Rhubarb Strawberry Ice Cream

The first farmers market of the season!  I love eating vegetables and fruit that are in season.  There is nothing like asparagus roasted with a little EVOO and sea salt to start the season off.  Right now in the midwest, Rhubarb is in season.  I picked up a lovely batch and brought it home with no clue with what to do with it. MarthaStewart. com has a nice compilation of 42 rhubarb recipes.  The weather is actually suppose to be 92 tomorrow and figured what a way to start off the summer then with some ice cream.  The recipe on the website seemed off on the sugar part, so I am writing down what I actually used.  I also got some great peppermint dark chocolate (fair trade!!!)  from my pal Emily in New Zealand and shaved some of that over the top for good measure. Enjoy!

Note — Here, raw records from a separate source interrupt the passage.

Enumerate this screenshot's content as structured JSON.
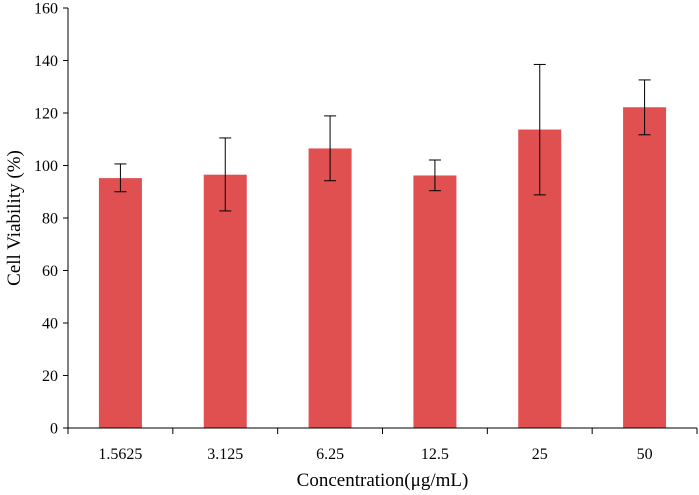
{
  "chart_data": {
    "type": "bar",
    "title": "",
    "xlabel": "Concentration(μg/mL)",
    "ylabel": "Cell Viability (%)",
    "categories": [
      "1.5625",
      "3.125",
      "6.25",
      "12.5",
      "25",
      "50"
    ],
    "values": [
      95.2,
      96.5,
      106.5,
      96.2,
      113.7,
      122.2
    ],
    "error_low": [
      90.0,
      82.7,
      94.2,
      90.4,
      88.8,
      111.7
    ],
    "error_high": [
      100.6,
      110.5,
      118.9,
      102.1,
      138.5,
      132.6
    ],
    "ylim": [
      0,
      160
    ],
    "yticks": [
      0,
      20,
      40,
      60,
      80,
      100,
      120,
      140,
      160
    ],
    "grid": false,
    "legend": "none",
    "bar_color": "#e05050"
  }
}
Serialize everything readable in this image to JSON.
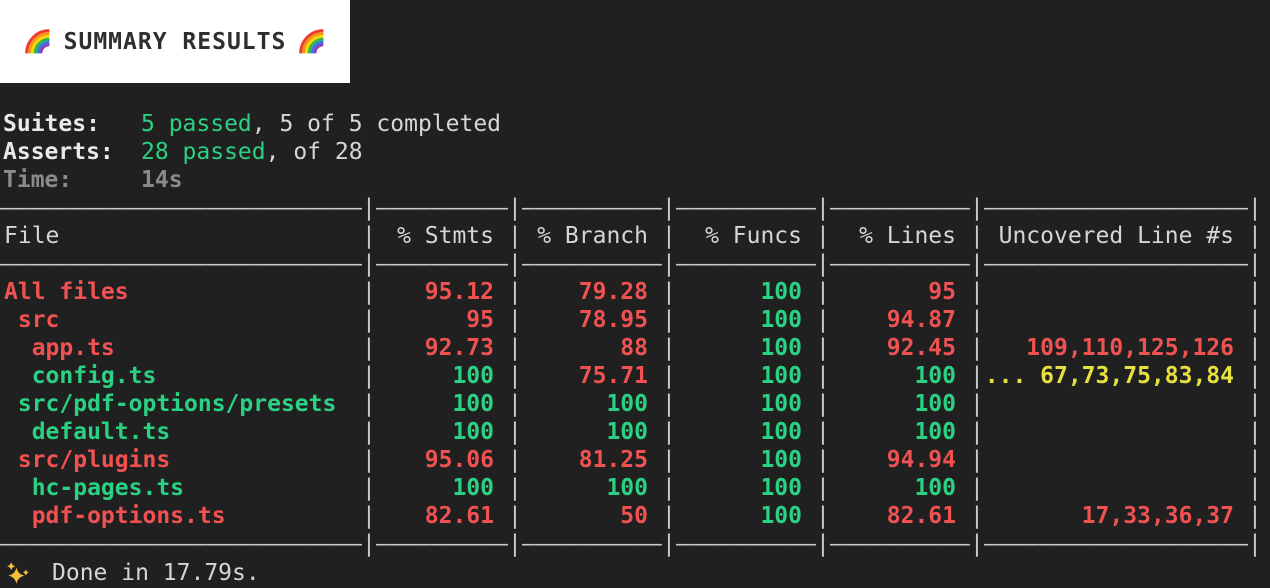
{
  "colors": {
    "bg": "#202020",
    "fg": "#d6d6d6",
    "bright": "#e9e9e9",
    "dim": "#8a8a8a",
    "border": "#c9c9c9",
    "red": "#f05252",
    "green": "#2bd183",
    "yellow": "#e6e13e",
    "banner_bg": "#ffffff",
    "banner_fg": "#2e2e2e",
    "gold": "#f3c13a"
  },
  "banner": {
    "title": "SUMMARY RESULTS",
    "icon": "rainbow-emoji"
  },
  "summary": {
    "lines": [
      {
        "label": "Suites:",
        "style": "bright",
        "parts": [
          {
            "text": "5 passed",
            "color": "green"
          },
          {
            "text": ", 5 of 5 completed",
            "color": "fg"
          }
        ]
      },
      {
        "label": "Asserts:",
        "style": "bright",
        "parts": [
          {
            "text": "28 passed",
            "color": "green"
          },
          {
            "text": ", of 28",
            "color": "fg"
          }
        ]
      },
      {
        "label": "Time:",
        "style": "dim",
        "parts": [
          {
            "text": "14s",
            "color": "dim",
            "bold": true
          }
        ]
      }
    ]
  },
  "table": {
    "headers": [
      "File",
      "% Stmts",
      "% Branch",
      "% Funcs",
      "% Lines",
      "Uncovered Line #s"
    ],
    "rows": [
      {
        "file": "All files",
        "color": "red",
        "stmts": [
          "95.12",
          "red"
        ],
        "branch": [
          "79.28",
          "red"
        ],
        "funcs": [
          "100",
          "green"
        ],
        "lines": [
          "95",
          "red"
        ],
        "uncovered": [
          "",
          "fg"
        ]
      },
      {
        "file": " src",
        "color": "red",
        "stmts": [
          "95",
          "red"
        ],
        "branch": [
          "78.95",
          "red"
        ],
        "funcs": [
          "100",
          "green"
        ],
        "lines": [
          "94.87",
          "red"
        ],
        "uncovered": [
          "",
          "fg"
        ]
      },
      {
        "file": "  app.ts",
        "color": "red",
        "stmts": [
          "92.73",
          "red"
        ],
        "branch": [
          "88",
          "red"
        ],
        "funcs": [
          "100",
          "green"
        ],
        "lines": [
          "92.45",
          "red"
        ],
        "uncovered": [
          "109,110,125,126",
          "red"
        ]
      },
      {
        "file": "  config.ts",
        "color": "green",
        "stmts": [
          "100",
          "green"
        ],
        "branch": [
          "75.71",
          "red"
        ],
        "funcs": [
          "100",
          "green"
        ],
        "lines": [
          "100",
          "green"
        ],
        "uncovered": [
          "... 67,73,75,83,84",
          "yellow"
        ]
      },
      {
        "file": " src/pdf-options/presets",
        "color": "green",
        "stmts": [
          "100",
          "green"
        ],
        "branch": [
          "100",
          "green"
        ],
        "funcs": [
          "100",
          "green"
        ],
        "lines": [
          "100",
          "green"
        ],
        "uncovered": [
          "",
          "fg"
        ]
      },
      {
        "file": "  default.ts",
        "color": "green",
        "stmts": [
          "100",
          "green"
        ],
        "branch": [
          "100",
          "green"
        ],
        "funcs": [
          "100",
          "green"
        ],
        "lines": [
          "100",
          "green"
        ],
        "uncovered": [
          "",
          "fg"
        ]
      },
      {
        "file": " src/plugins",
        "color": "red",
        "stmts": [
          "95.06",
          "red"
        ],
        "branch": [
          "81.25",
          "red"
        ],
        "funcs": [
          "100",
          "green"
        ],
        "lines": [
          "94.94",
          "red"
        ],
        "uncovered": [
          "",
          "fg"
        ]
      },
      {
        "file": "  hc-pages.ts",
        "color": "green",
        "stmts": [
          "100",
          "green"
        ],
        "branch": [
          "100",
          "green"
        ],
        "funcs": [
          "100",
          "green"
        ],
        "lines": [
          "100",
          "green"
        ],
        "uncovered": [
          "",
          "fg"
        ]
      },
      {
        "file": "  pdf-options.ts",
        "color": "red",
        "stmts": [
          "82.61",
          "red"
        ],
        "branch": [
          "50",
          "red"
        ],
        "funcs": [
          "100",
          "green"
        ],
        "lines": [
          "82.61",
          "red"
        ],
        "uncovered": [
          "17,33,36,37",
          "red"
        ]
      }
    ]
  },
  "footer": {
    "icon": "sparkles-emoji",
    "text": "Done in 17.79s."
  }
}
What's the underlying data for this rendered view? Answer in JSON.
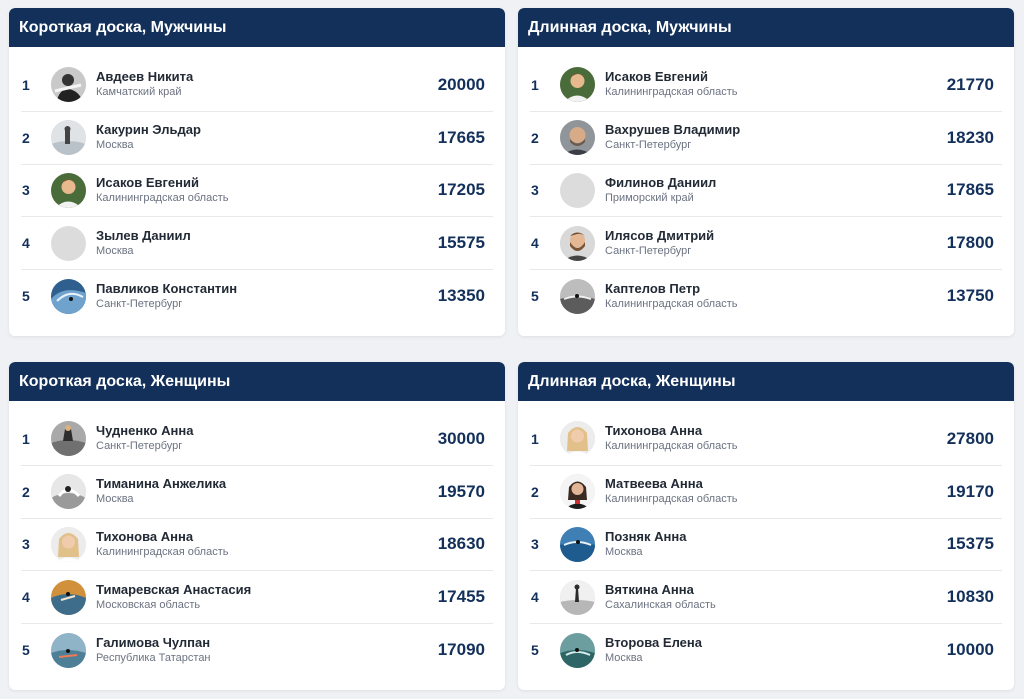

RHUBARB STRAWBERRY ICE CREAM

INGREDIENTS:

1 lb. trimmed rhubarb, cut into 1/2″ pieces (about 3 1/2 cups)

1/2 cup plus 6 tbsp sugar

2 tbsp water

8 oz strawberries

1 cup heavy cream

1/2 cup milk

2 tbs. Kirsch (cherry liquor)

PROCEDURE:

1. Place rhubarb, 1/2 cup sugar and water in a saucepan over medium heat.  Bring to a boil; reduce heat to medium low; let simmer, stirring frequently, until rhubarb is very tender and beginning to fall apart, about 12 minutes.  Remove from heat; transfer to a bowl; set aside. (I ended up pureeing this as well)

2. Place strawberries in a bowl of a food processor; puree.  Strain through a fine sieve or chinois into a bowl; set aside.

3. Scald cream and milk in a saucepan over medium heat.  Do not let boil. Remove from heat, add remaining 6 tbsp. sugar, and stir until sugar is dissolved.  Allow mixture to cool to room temperature.

4. In a medium bowl, combine cooked rhubarb, strawberry puree, cream mixture, and Kirsch.  Cover with plastic wrap and chill at least 2 hrs. or overnight.  Freeze in ice cream maker according to the manufacturer’s instructions.